Including original essays and contemporary case studies spanning Africa, Middle East, Latin America, and Asia, this book provides a nuanced double critique of both local and West‑centric approaches, pushing back against historically extractive audience research logics that have marginalised global South perspectives. This volume emphasises the importance of everyday experiences and advocates for building bridges between emerging philosophical discourses of modernity, postmodernity, and digitality from the global South and diverse ways of being digital. By critiquing narrowly defined methodologies and recovering previously delegitimised experiences, this book reimagines audience research through new evidence, methods, and theories that centre previously discarded voices and contexts.

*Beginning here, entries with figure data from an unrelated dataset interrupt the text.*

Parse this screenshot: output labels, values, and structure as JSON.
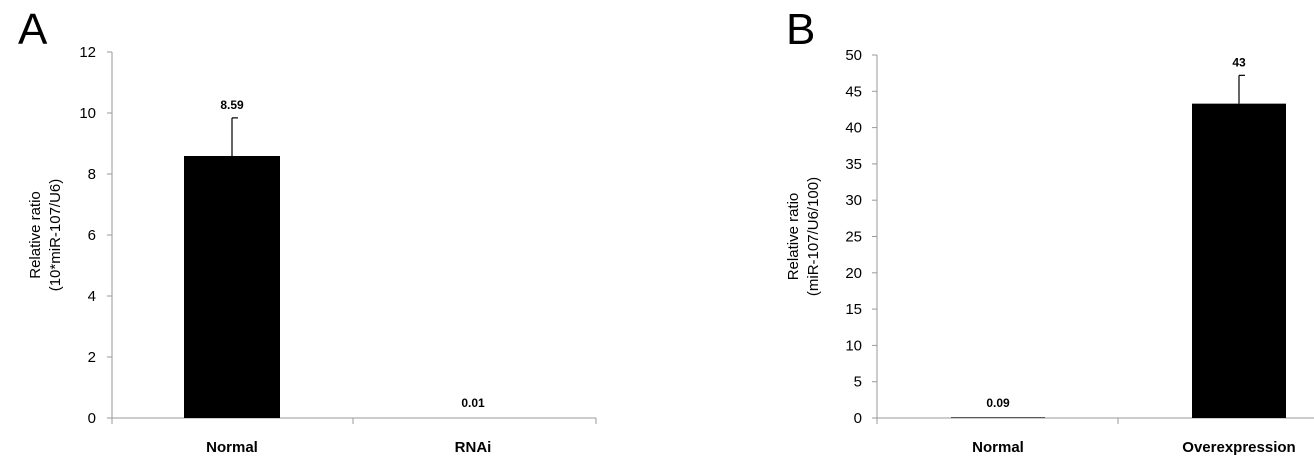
{
  "chart_data": [
    {
      "type": "bar",
      "panel": "A",
      "categories": [
        "Normal",
        "RNAi"
      ],
      "values": [
        8.59,
        0.01
      ],
      "value_labels": [
        "8.59",
        "0.01"
      ],
      "error_plus": [
        1.25,
        0
      ],
      "ylabel_lines": [
        "Relative ratio",
        "(10*miR-107/U6)"
      ],
      "ylim": [
        0,
        12
      ],
      "yticks": [
        0,
        2,
        4,
        6,
        8,
        10,
        12
      ],
      "grid": false,
      "bar_color": "#000000"
    },
    {
      "type": "bar",
      "panel": "B",
      "categories": [
        "Normal",
        "Overexpression"
      ],
      "values": [
        0.09,
        43.3
      ],
      "value_labels": [
        "0.09",
        "43"
      ],
      "error_plus": [
        0,
        3.9
      ],
      "ylabel_lines": [
        "Relative ratio",
        "(miR-107/U6/100)"
      ],
      "ylim": [
        0,
        50
      ],
      "yticks": [
        0,
        5,
        10,
        15,
        20,
        25,
        30,
        35,
        40,
        45,
        50
      ],
      "grid": false,
      "bar_color": "#000000"
    }
  ]
}
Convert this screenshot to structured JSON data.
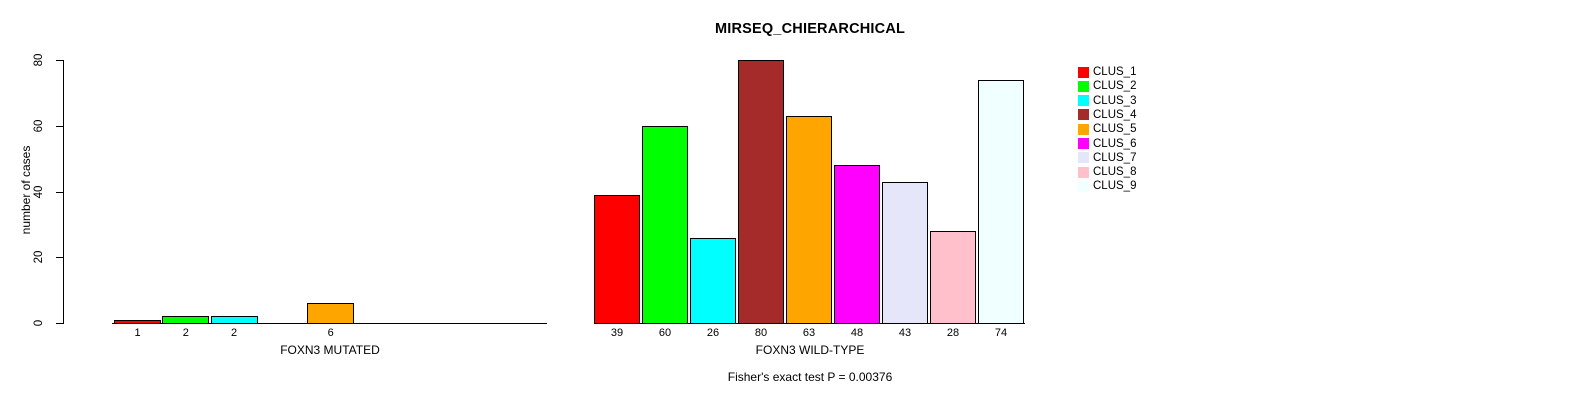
{
  "chart_data": {
    "type": "bar",
    "title": "MIRSEQ_CHIERARCHICAL",
    "ylabel": "number of cases",
    "ylim": [
      0,
      80
    ],
    "yticks": [
      0,
      20,
      40,
      60,
      80
    ],
    "grid": false,
    "legend_position": "right",
    "legend": [
      {
        "label": "CLUS_1",
        "color": "#ff0000"
      },
      {
        "label": "CLUS_2",
        "color": "#00ff00"
      },
      {
        "label": "CLUS_3",
        "color": "#00ffff"
      },
      {
        "label": "CLUS_4",
        "color": "#a52a2a"
      },
      {
        "label": "CLUS_5",
        "color": "#ffa500"
      },
      {
        "label": "CLUS_6",
        "color": "#ff00ff"
      },
      {
        "label": "CLUS_7",
        "color": "#e6e6fa"
      },
      {
        "label": "CLUS_8",
        "color": "#ffc0cb"
      },
      {
        "label": "CLUS_9",
        "color": "#f0ffff"
      }
    ],
    "groups": [
      {
        "label": "FOXN3 MUTATED",
        "values": [
          1,
          2,
          2,
          0,
          6,
          0,
          0,
          0,
          0
        ],
        "bar_labels": [
          "1",
          "2",
          "2",
          "",
          "6",
          "",
          "",
          "",
          ""
        ]
      },
      {
        "label": "FOXN3 WILD-TYPE",
        "values": [
          39,
          60,
          26,
          80,
          63,
          48,
          43,
          28,
          74
        ],
        "bar_labels": [
          "39",
          "60",
          "26",
          "80",
          "63",
          "48",
          "43",
          "28",
          "74"
        ]
      }
    ],
    "annotation": "Fisher's exact test P = 0.00376"
  }
}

This essential resource serves both as a rallying call for epistemic justice and as a practical guide for decolonial approaches in media and communication studies. It will be invaluable for practitioners, activists, scholars, researchers, policymakers, and students across various disciplines, including anthropology, sociology, political science, psychology, Global South studies, media, communication, and cultural studies.

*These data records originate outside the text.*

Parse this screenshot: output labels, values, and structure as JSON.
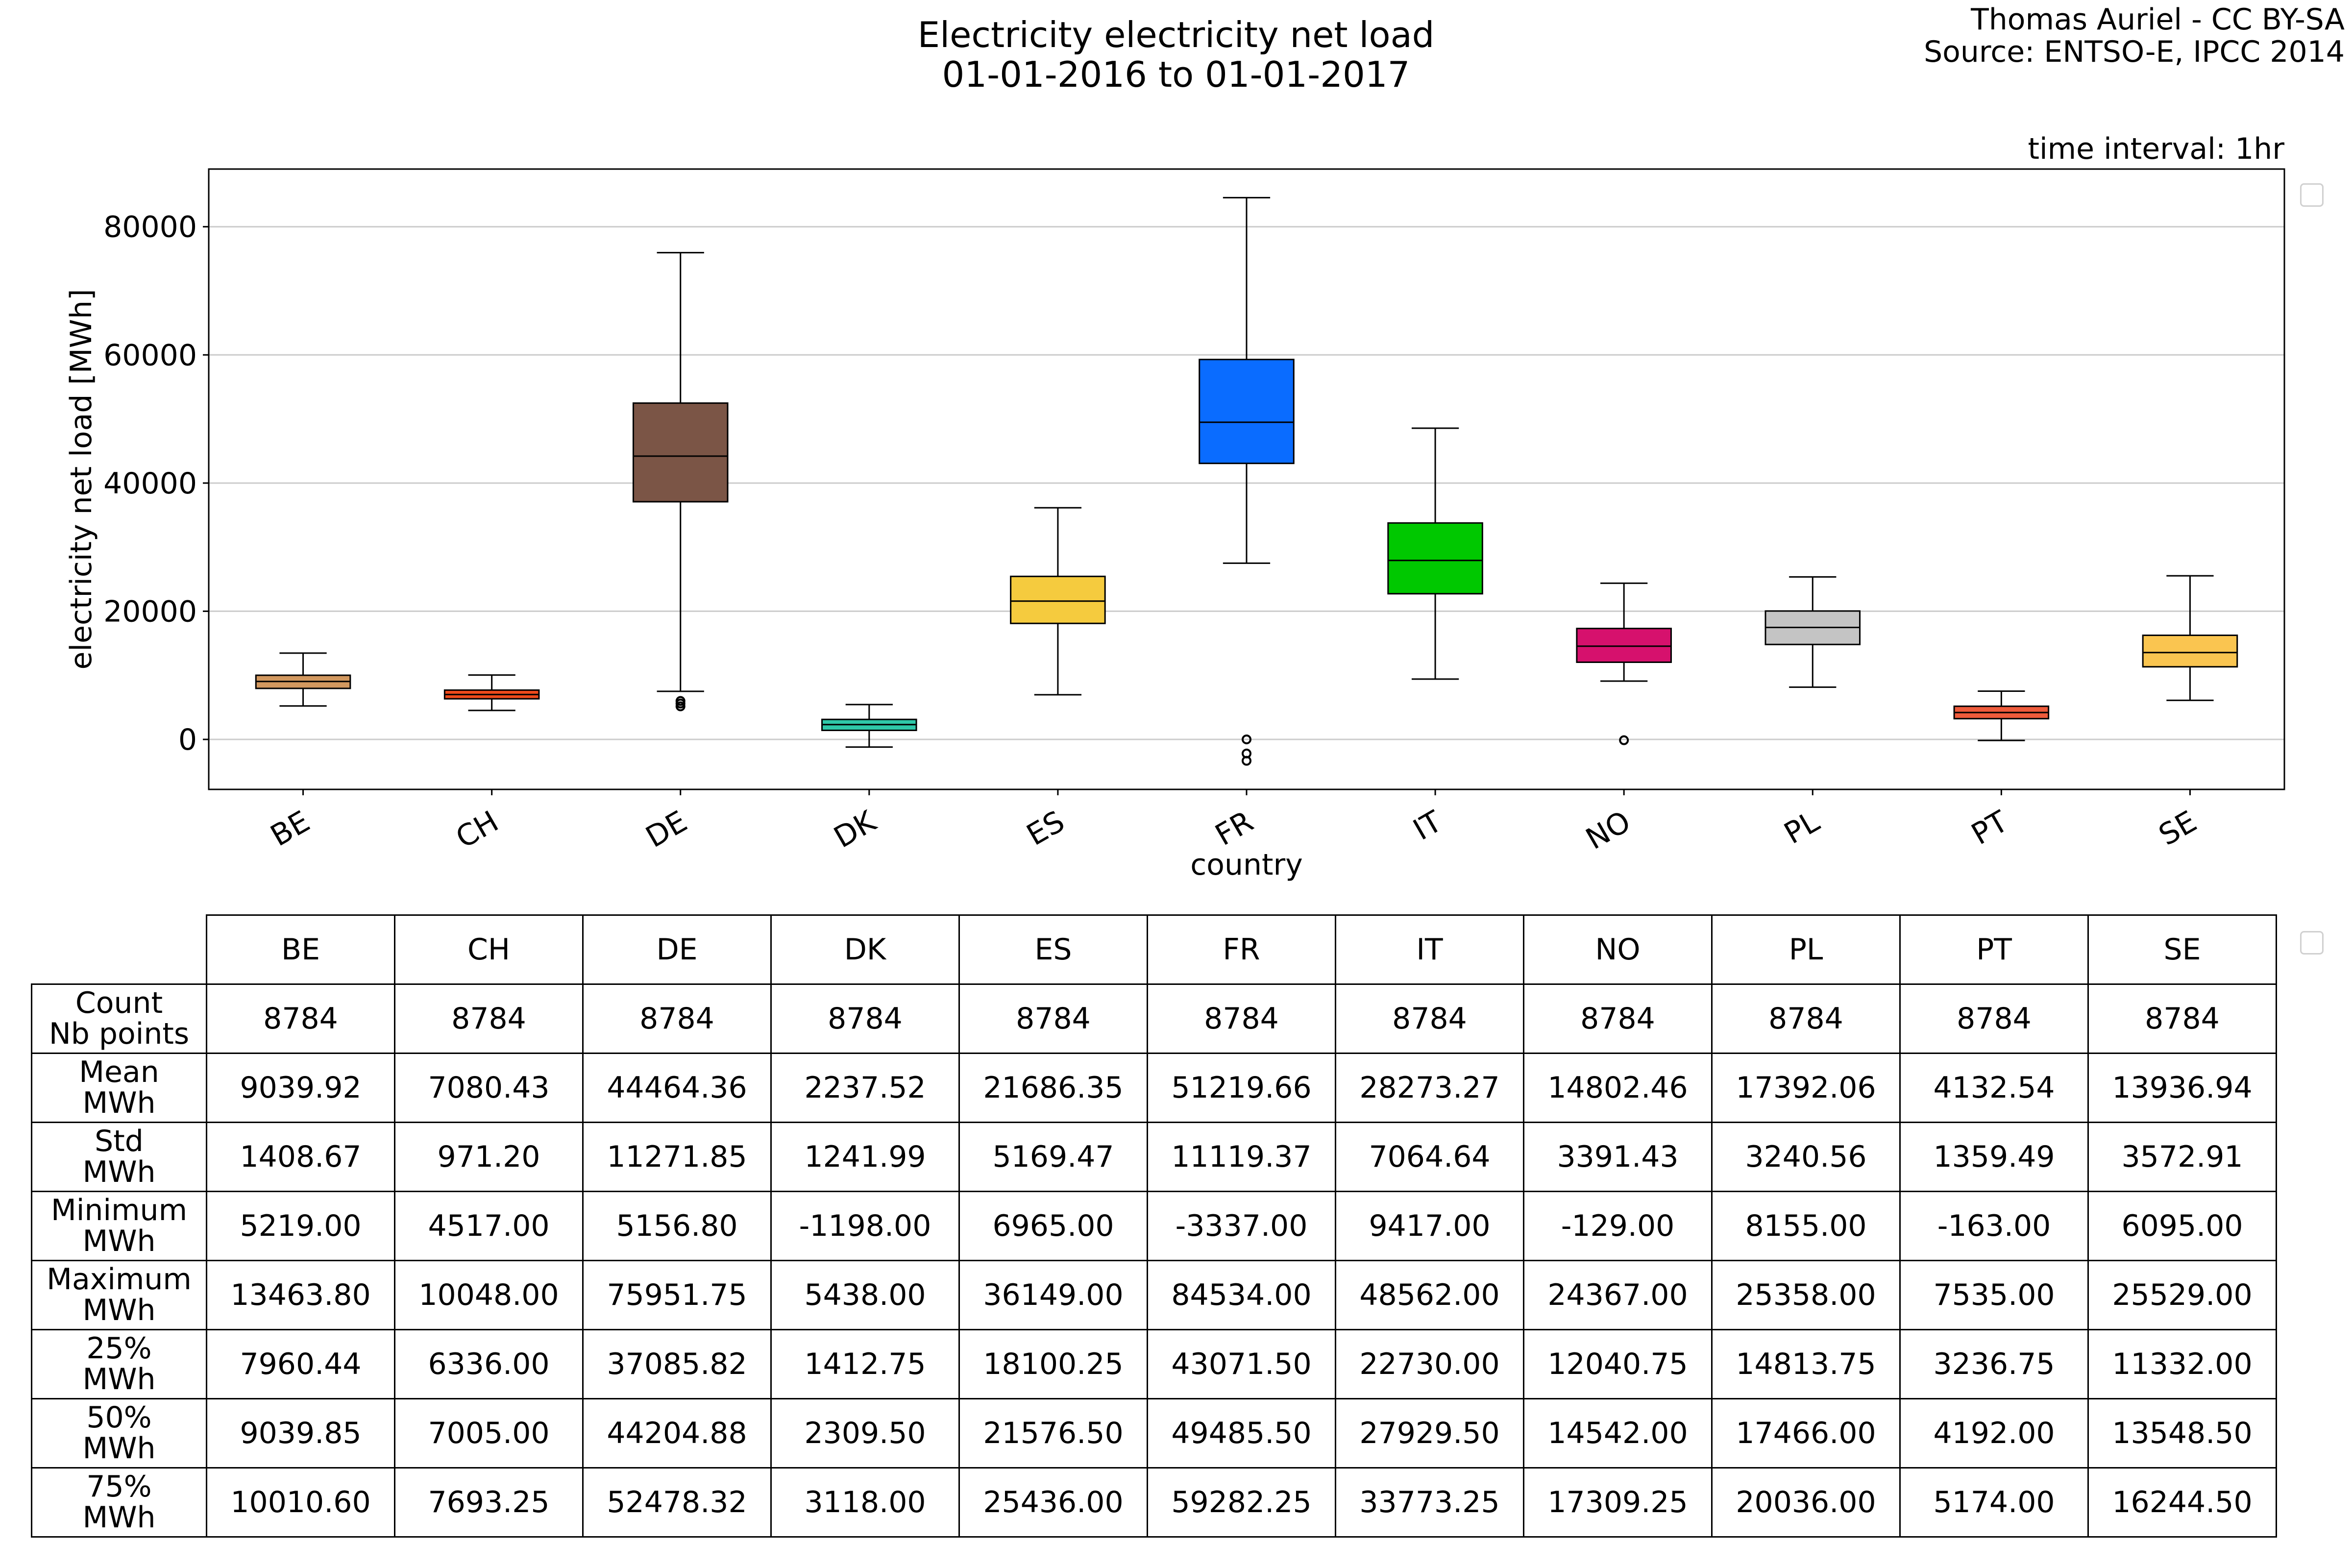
{
  "title_line1": "Electricity electricity net load",
  "title_line2": "01-01-2016 to 01-01-2017",
  "credit_line1": "Thomas Auriel - CC BY-SA",
  "credit_line2": "Source: ENTSO-E, IPCC 2014",
  "interval_label": "time interval: 1hr",
  "chart_data": {
    "type": "box",
    "xlabel": "country",
    "ylabel": "electricity net load [MWh]",
    "ylim": [
      -7800,
      89000
    ],
    "yticks": [
      0,
      20000,
      40000,
      60000,
      80000
    ],
    "grid": "horizontal",
    "categories": [
      "BE",
      "CH",
      "DE",
      "DK",
      "ES",
      "FR",
      "IT",
      "NO",
      "PL",
      "PT",
      "SE"
    ],
    "colors": [
      "#d2985f",
      "#ee4a1b",
      "#7b5546",
      "#2fc7a8",
      "#f5cb3e",
      "#0a6cff",
      "#00c800",
      "#d6116d",
      "#c4c4c4",
      "#ee5b3b",
      "#fac550"
    ],
    "boxes": [
      {
        "q1": 7960.44,
        "median": 9039.85,
        "q3": 10010.6,
        "whislo": 5219.0,
        "whishi": 13463.8,
        "fliers": []
      },
      {
        "q1": 6336.0,
        "median": 7005.0,
        "q3": 7693.25,
        "whislo": 4517.0,
        "whishi": 10048.0,
        "fliers": []
      },
      {
        "q1": 37085.82,
        "median": 44204.88,
        "q3": 52478.32,
        "whislo": 7500,
        "whishi": 75951.75,
        "fliers": [
          5156.8,
          5600,
          6000
        ]
      },
      {
        "q1": 1412.75,
        "median": 2309.5,
        "q3": 3118.0,
        "whislo": -1198.0,
        "whishi": 5438.0,
        "fliers": []
      },
      {
        "q1": 18100.25,
        "median": 21576.5,
        "q3": 25436.0,
        "whislo": 6965.0,
        "whishi": 36149.0,
        "fliers": []
      },
      {
        "q1": 43071.5,
        "median": 49485.5,
        "q3": 59282.25,
        "whislo": 27500,
        "whishi": 84534.0,
        "fliers": [
          0,
          -2200,
          -3337.0
        ]
      },
      {
        "q1": 22730.0,
        "median": 27929.5,
        "q3": 33773.25,
        "whislo": 9417.0,
        "whishi": 48562.0,
        "fliers": []
      },
      {
        "q1": 12040.75,
        "median": 14542.0,
        "q3": 17309.25,
        "whislo": 9100,
        "whishi": 24367.0,
        "fliers": [
          -129.0
        ]
      },
      {
        "q1": 14813.75,
        "median": 17466.0,
        "q3": 20036.0,
        "whislo": 8155.0,
        "whishi": 25358.0,
        "fliers": []
      },
      {
        "q1": 3236.75,
        "median": 4192.0,
        "q3": 5174.0,
        "whislo": -163.0,
        "whishi": 7535.0,
        "fliers": []
      },
      {
        "q1": 11332.0,
        "median": 13548.5,
        "q3": 16244.5,
        "whislo": 6095.0,
        "whishi": 25529.0,
        "fliers": []
      }
    ]
  },
  "table": {
    "columns": [
      "BE",
      "CH",
      "DE",
      "DK",
      "ES",
      "FR",
      "IT",
      "NO",
      "PL",
      "PT",
      "SE"
    ],
    "rows": [
      {
        "label1": "Count",
        "label2": "Nb points",
        "values": [
          "8784",
          "8784",
          "8784",
          "8784",
          "8784",
          "8784",
          "8784",
          "8784",
          "8784",
          "8784",
          "8784"
        ]
      },
      {
        "label1": "Mean",
        "label2": "MWh",
        "values": [
          "9039.92",
          "7080.43",
          "44464.36",
          "2237.52",
          "21686.35",
          "51219.66",
          "28273.27",
          "14802.46",
          "17392.06",
          "4132.54",
          "13936.94"
        ]
      },
      {
        "label1": "Std",
        "label2": "MWh",
        "values": [
          "1408.67",
          "971.20",
          "11271.85",
          "1241.99",
          "5169.47",
          "11119.37",
          "7064.64",
          "3391.43",
          "3240.56",
          "1359.49",
          "3572.91"
        ]
      },
      {
        "label1": "Minimum",
        "label2": "MWh",
        "values": [
          "5219.00",
          "4517.00",
          "5156.80",
          "-1198.00",
          "6965.00",
          "-3337.00",
          "9417.00",
          "-129.00",
          "8155.00",
          "-163.00",
          "6095.00"
        ]
      },
      {
        "label1": "Maximum",
        "label2": "MWh",
        "values": [
          "13463.80",
          "10048.00",
          "75951.75",
          "5438.00",
          "36149.00",
          "84534.00",
          "48562.00",
          "24367.00",
          "25358.00",
          "7535.00",
          "25529.00"
        ]
      },
      {
        "label1": "25%",
        "label2": "MWh",
        "values": [
          "7960.44",
          "6336.00",
          "37085.82",
          "1412.75",
          "18100.25",
          "43071.50",
          "22730.00",
          "12040.75",
          "14813.75",
          "3236.75",
          "11332.00"
        ]
      },
      {
        "label1": "50%",
        "label2": "MWh",
        "values": [
          "9039.85",
          "7005.00",
          "44204.88",
          "2309.50",
          "21576.50",
          "49485.50",
          "27929.50",
          "14542.00",
          "17466.00",
          "4192.00",
          "13548.50"
        ]
      },
      {
        "label1": "75%",
        "label2": "MWh",
        "values": [
          "10010.60",
          "7693.25",
          "52478.32",
          "3118.00",
          "25436.00",
          "59282.25",
          "33773.25",
          "17309.25",
          "20036.00",
          "5174.00",
          "16244.50"
        ]
      }
    ]
  }
}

Tarik Sabry is Full Professor of Media and Cultural Studies at the University of Westminster where he is a member of the Communication and Media Research Institute. He is co-founder and co-editor of the Middle East Journal of Culture and Communication. He is an author of Cultural Encounters in the Arab World: On Media, the Modern and the Everyday (2010) and a co-author of Children and Screen Media in Changing Arab Contexts: An Ethnographic Perspective (2019). Sabry has also edited three books in the area of Arab Cultural Studies.

Winston Mano is Full Professor and a member of the University of Westminster’s top-rated Communication and Media Research Institute (CAMRI). He is Course Director for the MA in Media and Development and Founder/Editor-in-Chief of the Journal of African Media Studies. He is Director of the Africa Media Centre and was Co-Director of the Chevening Africa Media Freedom Fellowship programme (2020–2023).

Andrea Medrado is a Senior Lecturer in Global Communications and Co-Director of Research for the Department of Communications, Drama and Film of the University of Exeter in the United Kingdom. Her book Media Activism, Artivism and the Fight Against Marginalisation in the Global South, co-authored with Isabella Rega, was published by Routledge in 2023. She has also published widely in academic journals, such as Big Data & Society, Information Communication & Society, and Tapuya: Latin American Science Technology & Society.